Increased error rates with some calls to API endpoints
Incident Report for JumpCloud
Postmortem

JumpCloud Incident Report

Date: 2022-06-27

Date of Incident: 2022-06-22

Description: RCA for intermittent increased error rates returned on some API endpoints

Summary:

At approximately 17:15 MDT on 2022-06-22, some JumpCloud customers experienced a decrease in success rates returned from some API endpoints.  This decrease lasted until approximately 20:00 MDT on 2022-06-22.

Root Cause:

A unique race condition caused a failure in our secrets engine, which in turn prohibited some services from acquiring the necessary credentials that would have allowed them to start successfully.  These services were not automatically removed from service due to a gap in health checks.

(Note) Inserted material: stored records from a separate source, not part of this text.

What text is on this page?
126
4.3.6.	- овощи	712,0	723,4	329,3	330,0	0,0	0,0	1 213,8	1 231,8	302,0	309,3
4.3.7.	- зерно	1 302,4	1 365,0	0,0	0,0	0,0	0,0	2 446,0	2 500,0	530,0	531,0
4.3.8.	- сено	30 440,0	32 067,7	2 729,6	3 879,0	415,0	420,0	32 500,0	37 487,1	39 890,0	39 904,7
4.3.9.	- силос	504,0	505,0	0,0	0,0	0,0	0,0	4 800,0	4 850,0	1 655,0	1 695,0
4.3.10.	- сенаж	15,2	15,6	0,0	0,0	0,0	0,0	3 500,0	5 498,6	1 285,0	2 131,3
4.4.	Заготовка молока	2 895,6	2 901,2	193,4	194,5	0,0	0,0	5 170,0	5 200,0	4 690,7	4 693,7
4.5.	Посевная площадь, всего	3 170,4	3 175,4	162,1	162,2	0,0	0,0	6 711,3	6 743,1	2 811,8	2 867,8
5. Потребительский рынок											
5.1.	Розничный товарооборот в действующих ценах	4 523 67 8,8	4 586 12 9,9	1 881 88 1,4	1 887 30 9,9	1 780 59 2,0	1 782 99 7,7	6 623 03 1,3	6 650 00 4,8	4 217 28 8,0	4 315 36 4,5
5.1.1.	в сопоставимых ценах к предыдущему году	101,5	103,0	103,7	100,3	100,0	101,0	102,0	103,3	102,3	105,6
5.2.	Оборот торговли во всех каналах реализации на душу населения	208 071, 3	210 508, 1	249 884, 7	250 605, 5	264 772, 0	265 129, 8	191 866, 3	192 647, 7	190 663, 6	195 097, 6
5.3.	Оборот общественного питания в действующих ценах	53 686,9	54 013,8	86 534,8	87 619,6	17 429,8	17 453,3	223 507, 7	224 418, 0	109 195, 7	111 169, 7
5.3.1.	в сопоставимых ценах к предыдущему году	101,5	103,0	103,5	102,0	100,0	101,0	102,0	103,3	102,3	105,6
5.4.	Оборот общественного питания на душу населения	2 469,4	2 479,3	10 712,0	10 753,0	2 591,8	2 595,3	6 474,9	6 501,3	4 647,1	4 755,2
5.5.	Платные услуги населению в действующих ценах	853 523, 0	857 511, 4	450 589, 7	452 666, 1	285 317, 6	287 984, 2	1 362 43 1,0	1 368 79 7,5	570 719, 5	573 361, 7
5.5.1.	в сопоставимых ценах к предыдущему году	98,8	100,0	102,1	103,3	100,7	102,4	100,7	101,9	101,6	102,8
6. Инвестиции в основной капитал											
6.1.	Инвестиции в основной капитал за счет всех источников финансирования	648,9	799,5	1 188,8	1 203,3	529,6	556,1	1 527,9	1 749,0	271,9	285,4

Corrective Actions / Risk Mitigation:

  1. Remove failed systems from service- DONE
  2. Add additional health checks for these services - DONE
  3. Increased logging around our secrets engine - Target 07/2022
Posted Jun 27, 2022 - 20:51 MDT

Resolved
This incident has been resolved.
Posted Jun 23, 2022 - 00:26 MDT
Update
We've made some changes to return success rates back to desired levels. We are continuing to test some additional changes to increase stability as well.
Posted Jun 22, 2022 - 23:08 MDT
Identified
The issue has been identified and a fix is being implemented.
Posted Jun 22, 2022 - 21:52 MDT
Investigating
We are currently seeing an increase in error rates to some API endpoints. We are actively investigating and will report back as soon as we have any new information.
Posted Jun 22, 2022 - 21:02 MDT
This incident affected: General Access API.